Step-by-Step Solution:

1. Evaluate the expression by substituting $x = 3$:

   $\text{Numerator: } 2(3) - 6 = 6 - 6 = 0$ $\text{Denominator: } 7(3) - 21 = 21 - 21 = 0$

   Since substituting $x = 3$ yields a $\frac{0}{0}$ form, we must simplify the expression further.

2. Factor the numerator and denominator:

   $\text{Numerator: } 2x - 6 = 2(x - 3)$ $\text{Denominator: } 7x - 21 = 7(x - 3)$

   Thus, the limit expression becomes:

   $\lim_{{x \to 3}} \frac{2(x - 3)}{7(x - 3)}$

3. Cancel the common factor $(x - 3)$:

   $\lim_{{x \to 3}} \frac{2}{7} = \frac{2}{7}$

Final Answer:

$\lim_{{x \to 3}} \frac{2x - 6}{7x - 21} = \frac{2}{7}$

Would you like a more detailed explanation or have any other questions?

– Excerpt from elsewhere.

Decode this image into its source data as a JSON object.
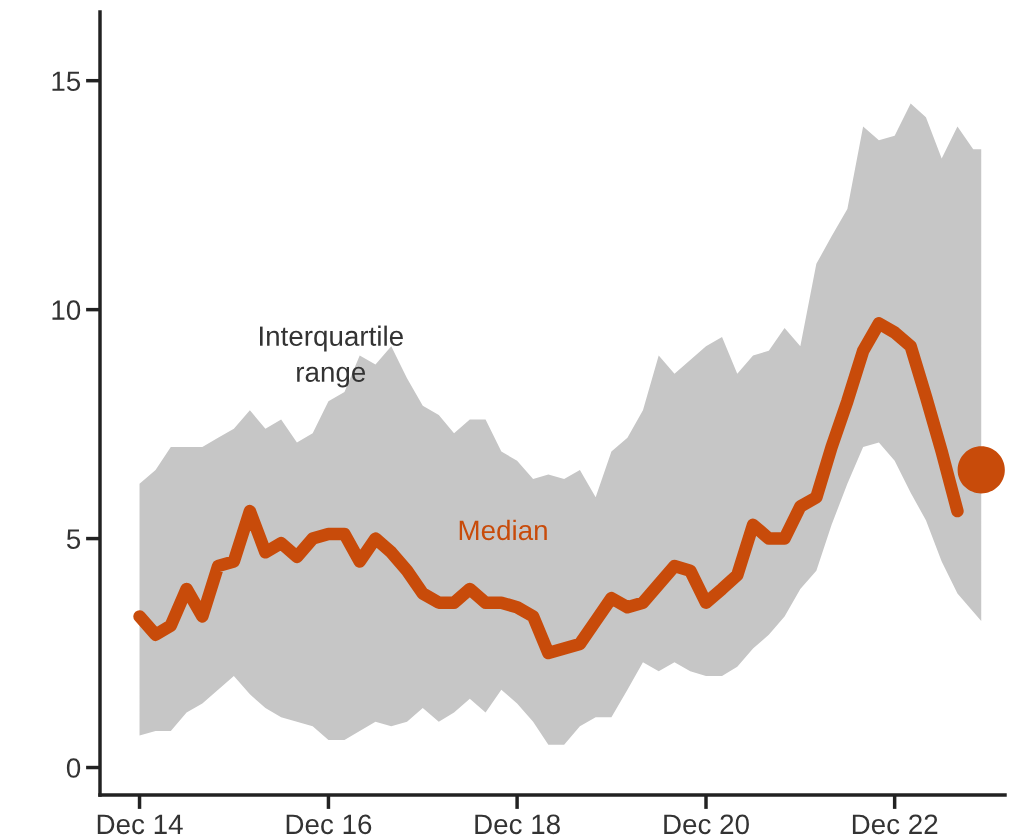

Here are some related questions to deepen understanding:

1. What happens if we directly substitute $x = 3$ into the unsimplified expression?
2. How do you identify whether a limit results in an indeterminate form?
3. Can all indeterminate forms be solved by factoring?
4. What alternative methods can be used to resolve $\frac{0}{0}$ forms?
5. How do we handle cases when both numerator and denominator cannot be factored directly?

Tip: Always check if substituting directly into a limit yields a well-defined number. If it results in $\frac{0}{0}$, explore simplification options such as factoring or rationalizing.